Il problema è stato il tiro. Che sta al calcio come lo scambio degli anelli al matrimonio. Ha dominato molto, la Juventus di Marassi, ma concluso poco. E così la Sampdoria è stata sempre in partita. Una squadra, va da sé, capace di battere l’Inter, la Lazio e l’Atalanta (a Bergamo).
Sotto la pioggia, per un tempo i «Pirlanti» hanno pressato e sequestrato il campo. Tutto, tranne l’area di Audero. Se è il gol è stato bello, perché veloce, verticale e affilato (Bentancur-Morata-Cristiano-Morata-Chiesa) noioso è stato, viceversa, l’accerchiamento. Courmayeursette ci ha provato in un paio di occasioni, anche se ne ho apprezzato di più gli assist.
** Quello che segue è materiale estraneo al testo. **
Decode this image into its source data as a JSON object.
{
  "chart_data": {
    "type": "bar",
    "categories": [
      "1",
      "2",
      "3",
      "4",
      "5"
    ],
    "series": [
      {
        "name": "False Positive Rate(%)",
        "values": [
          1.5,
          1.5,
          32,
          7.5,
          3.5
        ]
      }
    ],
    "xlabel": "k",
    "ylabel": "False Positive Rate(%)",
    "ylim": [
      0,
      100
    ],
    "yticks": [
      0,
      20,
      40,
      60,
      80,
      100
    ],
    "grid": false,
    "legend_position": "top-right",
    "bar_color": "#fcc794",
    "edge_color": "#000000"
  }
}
Il piano di Ranieri era chiaro. Lasciare la palla agli avversari, farsi dominare per illuderli e, appena possibile, pizzicarli. Non è che Keita e Quagliarella creassero chissà cosa, ma sapete come va il mondo: possibile che la Old Guard non commetta almeno una fotta? Invece, zero. Bonucci e Chiellini (che «parata, su Quaglia!) sono il ponte fra il passato e il futuro. Non solo. Di più: fra il calcio del passo indietro e il calcio del passo avanti. Che non è una linea di confine. E’ filosofia pura.
Bravissimo su Cierre, Yoshida era il più tonico. Con un solo gol di margine – una miseria, rispetto alla dittatura – la ripresa si è consegnata a una simil-lotteria sulla quale la Samp, con l’ingresso di Torregrossa, si è buttata con uno zelo che, fin lì, era stato delegato esclusivamente alla fase difensiva.
La Signora, che proprio di ferro non è, si ritirata nei suoi appartamenti. Il cambio tra Arthur e Ramsey sembrava una mano di poker e i doriani, lì per lì, continuavano ad «accorciare» (Coverciano, contenti?). Sino a un contropiede made-in-Reggio lungo l’asse Cristiano-Cuadrado, firmato dal gallese di cui sopra (e da chi, se no?). Juventus «trans»: metà moderna, metà antica. Oh yes.